Wednesday, January 16, 2008

No news is bad news

Waiting for today's ultrasound appointment was agony. I haven't been sleeping well and have had continued pregnancy symptoms as a constant reminder of the issue that has become central to my daily thinking for the past week.

The news was not good even though the ultrasound tech didn't give me information one way or the the other. I recognized the image I saw on the computer screen. It was the same as last week. A big empty hole where a little heartbeat should be.

So now I wait. It is already past 5:00 so there's no way the doctor's office is calling today. I hate this waiting game. It is all so unfair and awful.

My MIL called this afternoon to see how my appointment went, and she seemed somewhat dismayed that I wasn't sitting here in tears mourning my loss. The truth is, I don't feel like that. Instead I'm just annoyed that we have to start all over. I'm annoyed that my body won't naturally rid itself of this pregnancy so I can get on with my life. I'm annoyed that I have to sit here waiting for a diagnosis that I already know, but need to hear the words for my own personal closure.
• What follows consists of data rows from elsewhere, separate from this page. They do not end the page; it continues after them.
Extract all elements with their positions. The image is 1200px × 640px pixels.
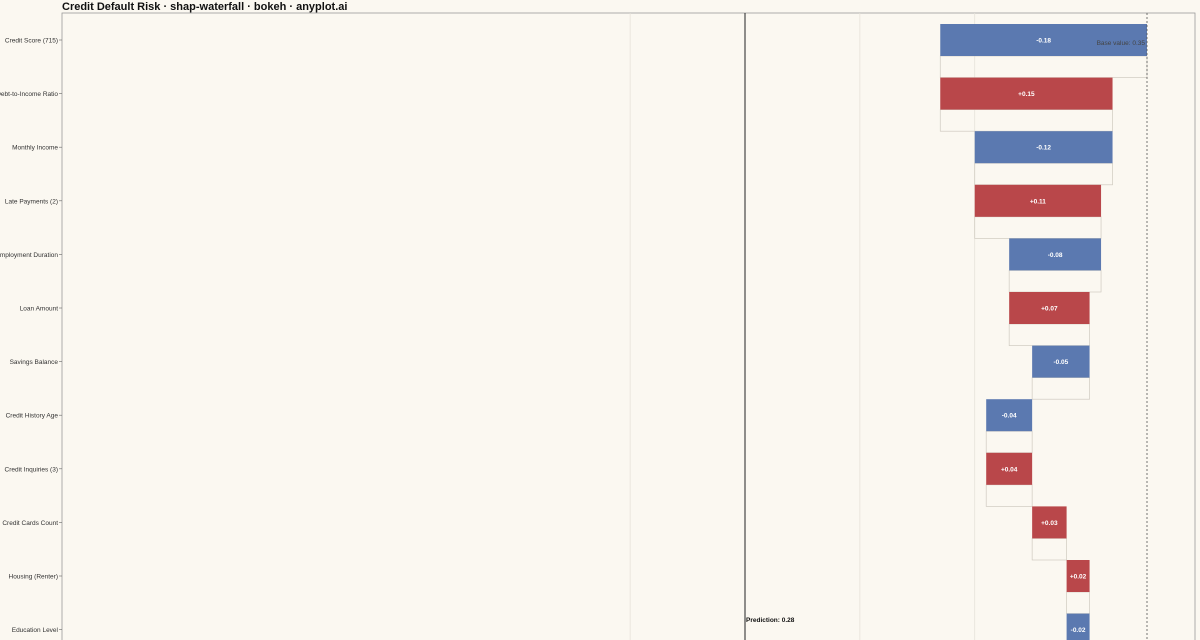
feature-label: Monthly Income (12, 145, 58, 152)
bar (1032, 506, 1067, 539)
feature-label: Housing (Renter) (9, 574, 59, 581)
bar (986, 399, 1033, 432)
value-label: -0.08 (1048, 252, 1063, 259)
feature-label: Credit History Age (6, 413, 59, 420)
bar (1009, 292, 1090, 324)
connector (985, 430, 1033, 454)
value-label: -0.18 (1036, 38, 1051, 45)
grid (61, 12, 1196, 640)
bar (974, 131, 1113, 164)
connector (974, 162, 1113, 186)
value-label: -0.05 (1053, 359, 1068, 366)
connector (1031, 377, 1090, 400)
feature-label: Debt-to-Income Ratio (0, 91, 58, 98)
prediction-label: Prediction: 0.28 (746, 617, 795, 624)
feature-label: Credit Cards Count (2, 520, 58, 527)
bar (940, 24, 1147, 56)
connector (974, 216, 1102, 239)
base-value-label: Base value: 0.35 (1097, 40, 1146, 47)
feature-label: Employment Duration (0, 252, 58, 259)
bar (1009, 238, 1102, 271)
value-label: +0.04 (1001, 466, 1018, 473)
feature-label: Late Payments (2) (5, 198, 58, 205)
chart-title: Credit Default Risk · shap-waterfall · b… (62, 1, 347, 13)
bar (1032, 345, 1090, 378)
bar (940, 77, 1113, 110)
labels: -0.18 Credit Score (715) +0.15 Debt-to-Inco… (0, 38, 1145, 635)
value-label: +0.15 (1018, 91, 1035, 98)
bar (1066, 560, 1090, 592)
connector (1066, 591, 1090, 614)
connector (939, 55, 1148, 78)
connector (985, 484, 1033, 507)
feature-label: Education Level (12, 627, 59, 634)
bar (1066, 613, 1090, 640)
value-label: -0.04 (1002, 413, 1017, 420)
value-label: -0.12 (1036, 145, 1051, 152)
feature-label: Savings Balance (10, 359, 59, 366)
bar (986, 452, 1033, 485)
value-label: +0.02 (1070, 574, 1087, 581)
connector (1008, 323, 1090, 346)
feature-label: Loan Amount (20, 306, 59, 313)
bars (940, 24, 1147, 640)
value-label: -0.02 (1071, 627, 1086, 634)
feature-label: Credit Inquiries (3) (5, 466, 58, 473)
value-label: +0.11 (1030, 198, 1046, 205)
connector (1008, 270, 1102, 293)
feature-label: Credit Score (715) (5, 38, 58, 45)
bar (974, 184, 1102, 217)
connector (939, 109, 1113, 132)
value-label: +0.03 (1041, 520, 1058, 527)
value-label: +0.07 (1041, 306, 1058, 313)
reference-lines (744, 13, 1148, 640)
connector (1031, 538, 1067, 561)
plot-frame (61, 12, 1196, 640)
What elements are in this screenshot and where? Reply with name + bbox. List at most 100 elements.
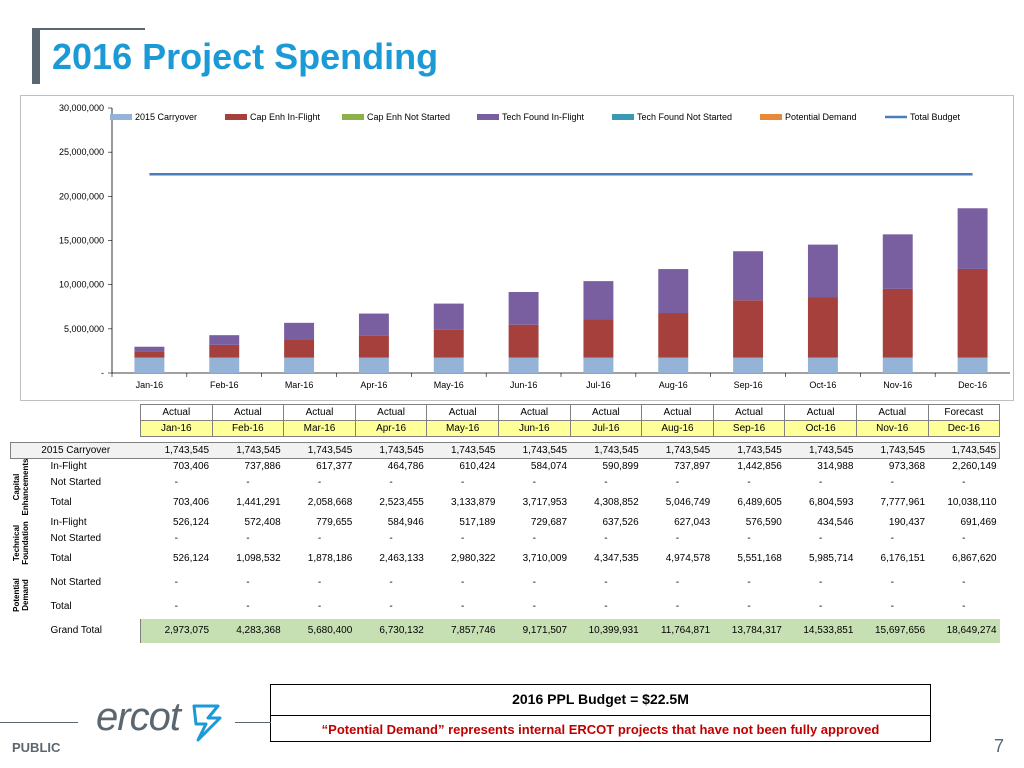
table-cell: 703,406 (172, 497, 210, 508)
table-cell: 584,946 (387, 517, 424, 528)
bar-segment (957, 208, 988, 269)
stacked-bar-chart: - 5,000,000 10,000,000 15,000,000 20,000,000… (59, 103, 1010, 390)
bar-segment (134, 351, 165, 358)
x-tick-label: Jun-16 (510, 380, 538, 390)
table-cell: - (747, 533, 751, 544)
table-cell: - (818, 577, 823, 588)
table-cell: Actual (641, 404, 714, 421)
table-cell: Actual (354, 404, 428, 421)
legend-label: Tech Found Not Started (637, 112, 732, 122)
public-label: PUBLIC (12, 740, 61, 755)
table-cell: - (389, 533, 393, 544)
x-tick-label: Aug-16 (659, 380, 688, 390)
title-accent-line (32, 28, 145, 30)
bar-segment (807, 297, 838, 358)
table-cell: Actual (497, 404, 571, 421)
bar-segment (733, 251, 764, 301)
table-cell: - (532, 477, 536, 488)
table-cell: 3,717,953 (522, 497, 568, 508)
table-cell: - (461, 601, 465, 612)
table-cell: - (675, 533, 680, 544)
table-cell: Aug-16 (641, 420, 714, 437)
legend-label: Cap Enh Not Started (367, 112, 450, 122)
table-cell: 18,649,274 (928, 618, 1000, 643)
table-cell: - (675, 477, 680, 488)
table-cell: 637,526 (602, 517, 639, 528)
technical-in-flight-row: Technical Foundation In-Flight 526,124 572… (11, 515, 1000, 564)
table-cell: - (389, 601, 393, 612)
x-tick-label: Oct-16 (809, 380, 836, 390)
table-cell: Sep-16 (712, 420, 786, 437)
budget-title: 2016 PPL Budget = $22.5M (512, 691, 689, 707)
table-cell: 4,974,578 (665, 553, 711, 564)
table-cell: 2,463,133 (379, 553, 424, 564)
y-tick-label: 25,000,000 (59, 147, 104, 157)
table-cell: - (604, 533, 608, 544)
table-cell: 6,730,132 (355, 618, 427, 643)
table-cell: 5,551,168 (737, 553, 782, 564)
table-cell: Jun-16 (497, 420, 571, 437)
table-cell: 5,985,714 (808, 553, 854, 564)
table-cell: 610,424 (459, 461, 496, 473)
legend-swatch (225, 114, 247, 120)
table-cell: - (747, 477, 751, 488)
bar-segment (134, 357, 165, 373)
table-cell: 973,368 (888, 461, 926, 473)
table-cell: - (246, 477, 250, 488)
table-cell: - (317, 533, 322, 544)
legend-swatch (110, 114, 132, 120)
table-cell: - (532, 577, 536, 588)
x-tick-label: Jan-16 (136, 380, 164, 390)
table-cell: 1,743,545 (856, 442, 929, 459)
table-cell: 1,743,545 (928, 442, 1001, 459)
table-cell: 4,347,535 (594, 553, 639, 564)
table-cell: 1,743,545 (570, 442, 642, 459)
table-cell: - (174, 601, 178, 612)
capital-group-label: Capital Enhancements (11, 458, 30, 516)
capital-total-row: Total 703,406 1,441,291 2,058,668 2,523,455… (11, 491, 1000, 515)
table-cell: 10,399,931 (570, 618, 642, 643)
table-cell: 5,046,749 (665, 497, 711, 508)
table-cell: 526,124 (172, 517, 210, 528)
table-cell: - (962, 577, 966, 588)
table-cell: 526,124 (172, 553, 210, 564)
table-cell: Actual (283, 404, 356, 421)
x-tick-label: Jul-16 (586, 380, 611, 390)
legend-label: Total Budget (910, 112, 961, 122)
bar-segment (284, 357, 315, 373)
table-cell: Actual (712, 404, 786, 421)
table-cell: 576,590 (745, 517, 782, 528)
bar-segment (733, 300, 764, 358)
legend-swatch (477, 114, 499, 120)
table-cell: Actual (569, 404, 643, 421)
footer-line (235, 722, 271, 723)
table-cell: Forecast (927, 404, 1001, 421)
table-cell: 2,058,668 (307, 497, 353, 508)
table-cell: 5,680,400 (283, 618, 356, 643)
table-cell: 1,743,545 (283, 442, 356, 459)
carryover-label: 2015 Carryover (10, 442, 141, 459)
table-cell: 464,786 (387, 461, 424, 473)
y-tick-label: 10,000,000 (59, 280, 104, 290)
table-cell: May-16 (426, 420, 499, 437)
table-cell: 1,743,545 (498, 442, 571, 459)
table-cell: Actual (784, 404, 857, 421)
table-cell: - (818, 477, 823, 488)
table-cell: - (174, 533, 178, 544)
bar-segment (583, 357, 614, 373)
table-cell: 10,038,110 (947, 497, 997, 508)
table-cell: 2,260,149 (952, 461, 997, 473)
table-cell: - (317, 601, 322, 612)
table-cell: 13,784,317 (713, 618, 785, 643)
table-cell: - (389, 477, 393, 488)
legend-swatch (760, 114, 782, 120)
table-cell: - (461, 577, 465, 588)
table-cell: - (532, 601, 536, 612)
legend-swatch (342, 114, 364, 120)
table-cell: 517,189 (459, 517, 496, 528)
table-cell: - (962, 533, 966, 544)
legend-label: 2015 Carryover (135, 112, 197, 122)
table-cell: - (747, 601, 751, 612)
legend-swatch (612, 114, 634, 120)
budget-divider (271, 715, 930, 716)
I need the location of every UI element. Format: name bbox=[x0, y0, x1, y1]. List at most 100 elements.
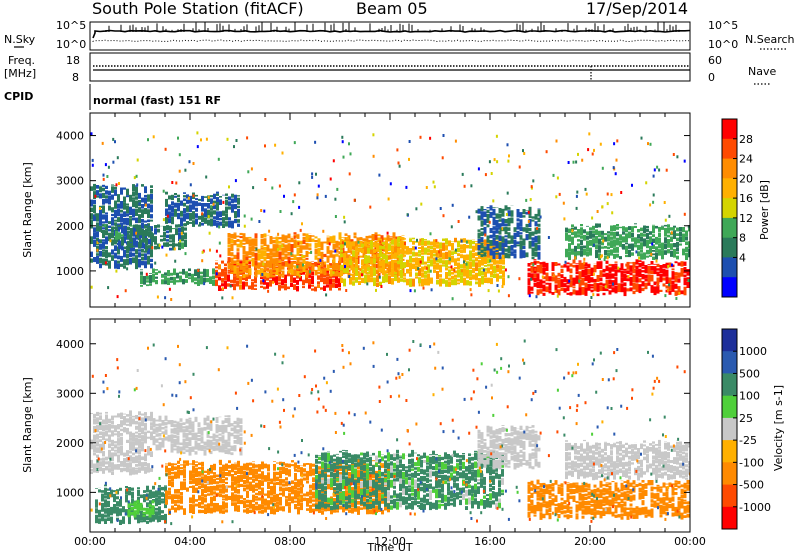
heatmap-cell bbox=[417, 473, 420, 476]
heatmap-cell bbox=[327, 504, 330, 508]
heatmap-cell bbox=[604, 442, 607, 443]
heatmap-speckle bbox=[292, 200, 294, 203]
heatmap-cell bbox=[355, 277, 358, 283]
heatmap-cell bbox=[354, 454, 357, 462]
heatmap-speckle bbox=[684, 370, 686, 373]
heatmap-cell bbox=[144, 186, 147, 193]
heatmap-cell bbox=[228, 432, 231, 441]
heatmap-cell bbox=[318, 466, 321, 470]
heatmap-cell bbox=[120, 437, 123, 445]
heatmap-cell bbox=[312, 239, 315, 242]
heatmap-cell bbox=[681, 290, 684, 294]
heatmap-cell bbox=[624, 491, 627, 500]
heatmap-cell bbox=[102, 205, 105, 213]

I'm annoyed at the prospect of my holier-than-thou sister-in-law possibly saying something to me about how I might not have lost this pregnancy if I had a better diet... exercised more... prayed more to Jebus... whatever. I'm annoyed that my husband even told people in his family when I don't want them to have intimate knowledge of my reproductive system. Damn. Isn't anything sacred any more?!

I'm also sad for daughter because I so want her to have a younger brother or sister, and now that I've been through the first 9 weeks of a pregnancy (ok, well, really 5 weeks that I've known) that I have become really comfortable with the idea of growing our family in 2008. Now it looks like the earliest we could hope for is a February 2009 baby. And if that is the case I won't be able to re-use any of my damn maternity clothes! Gah!

I realize that so many women go through this experience, and that the process is totally natural, but my feelings are still not comforted.

6 comments:

Anonymous said...

I'm very sorry.

Constance the Thirteenth said...

I'm so sorry about everything.

Bunny said...

I have not gone through this, so I cannot say I know how you feel. But I can only imagine how terrible this is for you. And the awful treason (for me it would be) is that you aren't able to just grieve or be pissed or move on by yourself, you(r husband) has invited his family into these intimacies. Hang in there, we're here to listen.

ConstanceTheSixth said...

Your words put me right back at those horrible little moments in a darkened ultrasound room. And I hurt for you. Your sister in law sounds horrendous. If it helps, my daughter did, finally, become a big sister and it is my fervent hope that yours will too.

"Constance-1-M" said...

Oh God I hate the ultrasound room. That room brought the worst news of my life twice ... I'm so sorry about this hon.

And Holier-than-thou SIL's who know just what to do to make & keep pregnancies need to be shot. Can we line mine up next to yours?


(((((((HUGS)))))))

Misty said...

People are terrible sometimes. Whatever you are feeling, it is completely valid.